In town bird feeding seems to have become more popular as well which may have masked any decrease in the areas I see. (Though I do know that a lot of bird feeders have a hawk watching them It's sort of a buffet line for them.)
(Score: 2) by Phoenix666 on Monday September 23 2019, @12:54PM (2 children)
"Disappearance of meadows and prairies, expansion of farmlands" is a canard often repeated by misanthropes. The arable land in America was long since cultivated. There aren't people out there clearing forests now like they did in the 1800's. If anything, it's farmland that's shrinking as suburbs expand.
So clearing land is just not a factor. Pesticides may be responsible. Some research says they are, others differ. We have precedent that says changing our pesticides can affect wildlife, such as when we banned DDT and birds recovered.
There's a countervailing phenomenon that TFA didn't mention: wildlife is re-colonizing our cities. In Brooklyn there are robust colonies of monk parakeets. Peregrine falcons nest in Central Park. Bald eagles have begun nesting in Inwood Park at the tip of Manhattan. Coyotes have been seen in neighborhoods in the Bronx. Racoons have been raiding the trash in Sunset Park, in Brooklyn.
We have this idea that if there are humans, nothing else can survive, but the wildlife moving back into our cities, even our biggest, busiest, loudest cities, seem to be telling us something different. Perhaps species adapt to new pressures and learn to exploit new circumstances.
Washington DC delenda est.
(Score: 0) by Anonymous Coward on Monday September 23 2019, @02:56PM (1 child)

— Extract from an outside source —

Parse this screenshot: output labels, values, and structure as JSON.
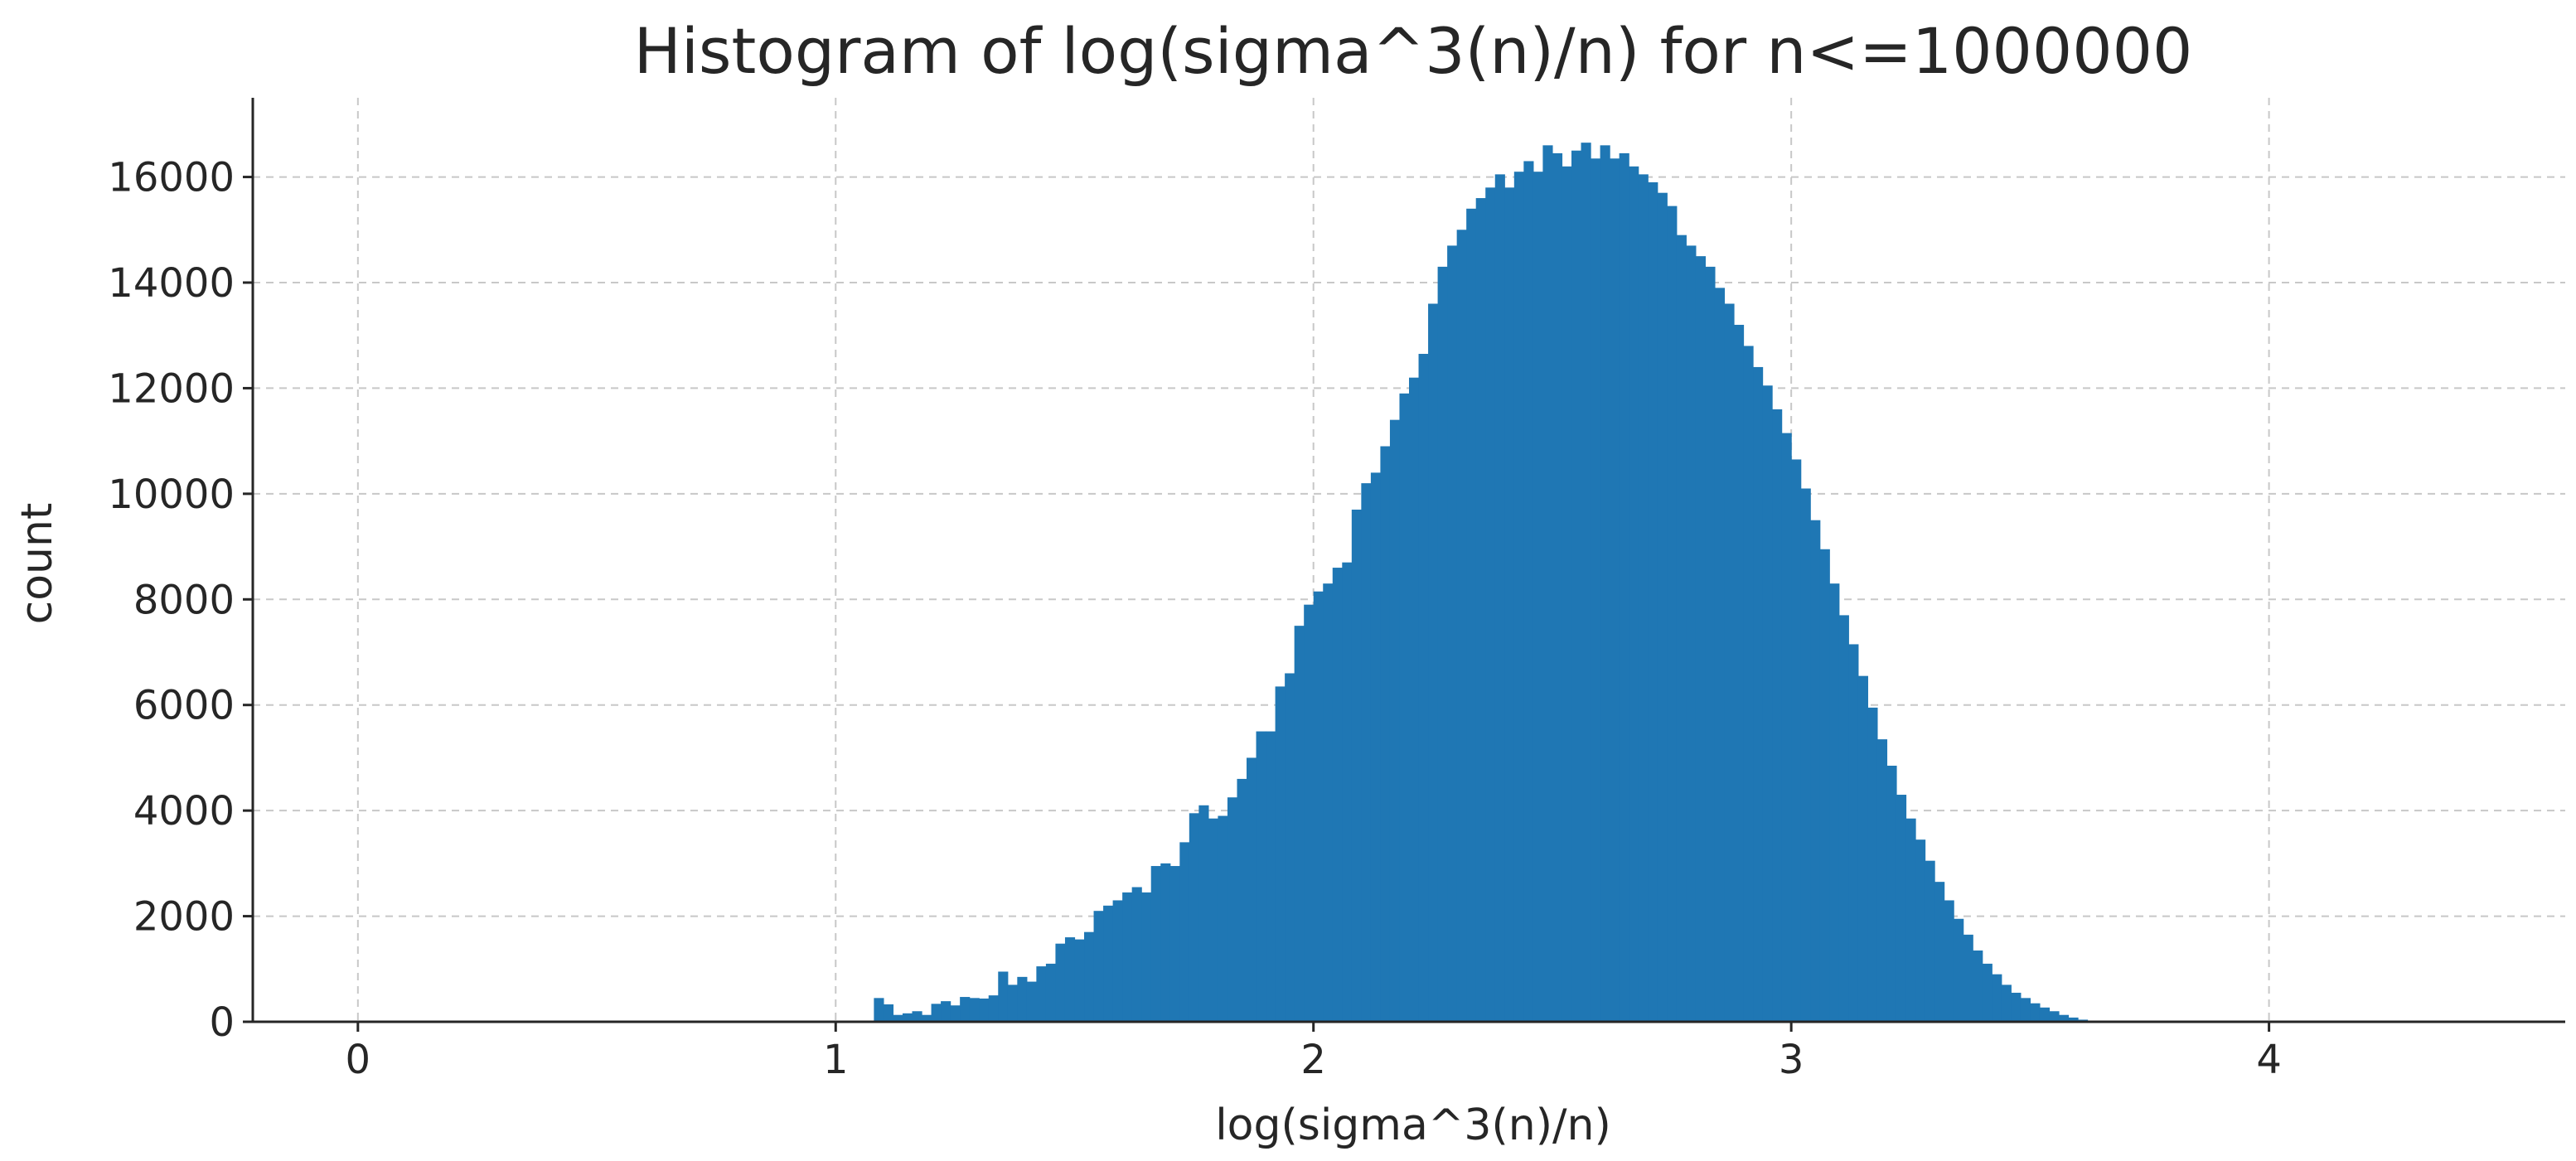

Wow, there is some seriously disturbed level of anti-environment bullshit. Housing and farms have been increasing steadily just about everywhere. You should probably put the keyboard down and find some other hobbies.
(Score: 1) by khallow on Tuesday September 24 2019, @01:44PM
You might have missed this phrase:
And Phoenix666 was right about farmland too. From this article [ufl.edu].
The author was later off by an order of magnitude due to bad math (0.7% decline, not a 7% decline), but it is still a decline.
Truth is an absolute defense against nonsensical claims of "anti-environment bullshit".
What I think is relevant is that farmland is probably more intensively exploited than it was a few decades ago. They've probably ended a number of feeding opportunities for birds over the years.